В первые дни я очень нервничал. Мы гнали коров по дороге в открытом поле и в лесу. Гнать по лесу называлось «идти волоком». В лесу коровы разбредались и начинали жевать листья и траву. Я очень боялся, что они отстанут от стада и бегал за каждой из них, пригоняя ее в строй. Но они упорно от меня уходили, и я от изнеможения плакал. Потом я увидел, что если собиралась вместе критическая масса животных и шла вперед, отставшие прибивались к ним самостоятельно. Вскоре я попривык, и жизнь моя облегчилась. Смятение в стадо вносили быки. Они при первой возможности залезали на коров и начинали совокупляться. При этом соседние животные разбегались в стороны и нормальный гон прекращался. С быками мы замучились и довели их только до половины, до перегонного пункта в городишке Чисто?е. Там мы их оставили и продолжали свое путешествие только с коровами.
Мы благополучно и без потерь пригнали стадо в город Молотов, который казался нам огромным мегаполисом по сравнению с Черновским. Я помню, как мы гнали коров по людным улицам города и привели их прямо на мясокомбинат. Их немедленно отправили на скотобойню. Не знаю, как остальные, но я чувствовал жалость к животным, с которыми близко познакомился за время путешествия. Я не остался ни минуты на мясокомбинате, чтобы не смотреть на убийство своих подопечных, велел ребятам идти на пристань и дожидаться меня там. Сам я побежал в больницу, где должен был встретиться с мамой. Больница находилась вне города, я добрался до нее на автобусе. Когда я спросил про маму, мне в регистратуре ответили, что ее несколько дней назад отправили домой. По мнению врачей она выздоровела, но была настолько слаба, что ее сопровождала санитарка из больницы. Санитарка уже вернулась, а мама осталась в Черновском. Я поспешил на пристань, мы купили билеты на пароход и через несколько дней были дома.
Маму я нашел у нас в квартире и поразился ее виду – она походила на узницу концлагеря. Похоже было, что ее вовсе не кормили в этой самой больнице. Она совсем не обращала на меня внимания и проводила все время возле городских столовых. Там она ела, ела, ела, пока через несколько недель не вошла в норму, и жизнь наша наладилась. Мама возобновила свою работу врача, а я пошел в школу, в восьмой класс.
Школьный год уже начался, когда я пришел в класс, но вхождение в новую обстановку оказалось простым и плавным. Я получил место в первом от доски ряду и стал принимать живейшее участие в учебной жизни. Учиться в новой школе оказалось куда интересней, чем в старой. Захватывали уроки по биологии, вернее, по теории эволюции Дарвина. Возобновились мои занятия немецким языком. Его преподавал поляк, попавший в Россию после захвата ею западных территорий Украины и Белоруссии. Он очень скоро исчез – то ли записался в армию Андерса, то ли его отослали еще куда-нибудь.
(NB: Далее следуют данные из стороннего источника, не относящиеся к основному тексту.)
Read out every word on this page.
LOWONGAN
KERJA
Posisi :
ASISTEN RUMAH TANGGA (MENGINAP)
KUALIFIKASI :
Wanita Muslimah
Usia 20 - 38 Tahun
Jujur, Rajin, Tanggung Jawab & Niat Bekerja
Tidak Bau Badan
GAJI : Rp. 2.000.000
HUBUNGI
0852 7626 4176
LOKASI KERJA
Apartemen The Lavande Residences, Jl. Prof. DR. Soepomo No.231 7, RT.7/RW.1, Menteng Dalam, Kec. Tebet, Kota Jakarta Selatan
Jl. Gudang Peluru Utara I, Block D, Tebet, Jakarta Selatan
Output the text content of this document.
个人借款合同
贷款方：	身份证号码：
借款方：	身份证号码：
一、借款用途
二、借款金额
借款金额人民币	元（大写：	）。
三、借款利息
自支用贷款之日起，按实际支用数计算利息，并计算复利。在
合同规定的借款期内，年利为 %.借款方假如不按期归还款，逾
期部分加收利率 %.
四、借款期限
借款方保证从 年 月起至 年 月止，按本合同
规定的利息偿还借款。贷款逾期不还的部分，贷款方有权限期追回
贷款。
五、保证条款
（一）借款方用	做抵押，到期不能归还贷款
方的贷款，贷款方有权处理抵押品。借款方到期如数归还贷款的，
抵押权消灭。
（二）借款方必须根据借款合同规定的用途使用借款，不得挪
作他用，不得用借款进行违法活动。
Но самыми любопытными для меня стали уроки русской литературы. Предмет этот вел учитель из Украины, не помню его по имени. Он был освобожден от армии по состоянию здоровья, бежал со своей семьей от немцев и очутился в Черновском. Свои уроки он вел нестандартно. Зачастую это были целые лекции, как в вузе, и он посвящал им весь урок. Такую лекцию про Иудушку Головлева я помню до сих пор. Нас он учил думать и рассуждать, а не просто читать книги.
Именно на его уроке произошло событие, установившее мои позиции в классе. После разбора «Слова о полку Игореве» было задано домашнее сочинение на ту же тему. Шел второй год кровавой войны, меня переполняли патриотические чувства, и я излил их на бумагу. Но до того, как я вручил свое сочинение преподавателю, ко мне подошел Витя Козлов (я писал о нем выше) и попросил меня дать ему мое сочинение почитать. Я охотно выполнил его просьбу. На следующем уроке учитель начал раздавать работы, кратко комментируя каждую из них. На его столе оставались две тетрадки.
– Козлов, встань-ка, братец, – начал он, – скажи мне, ведь ты списал сочинение у Соломоника? Твои возможности я знаю, ты сидишь здесь второй год. Ну же…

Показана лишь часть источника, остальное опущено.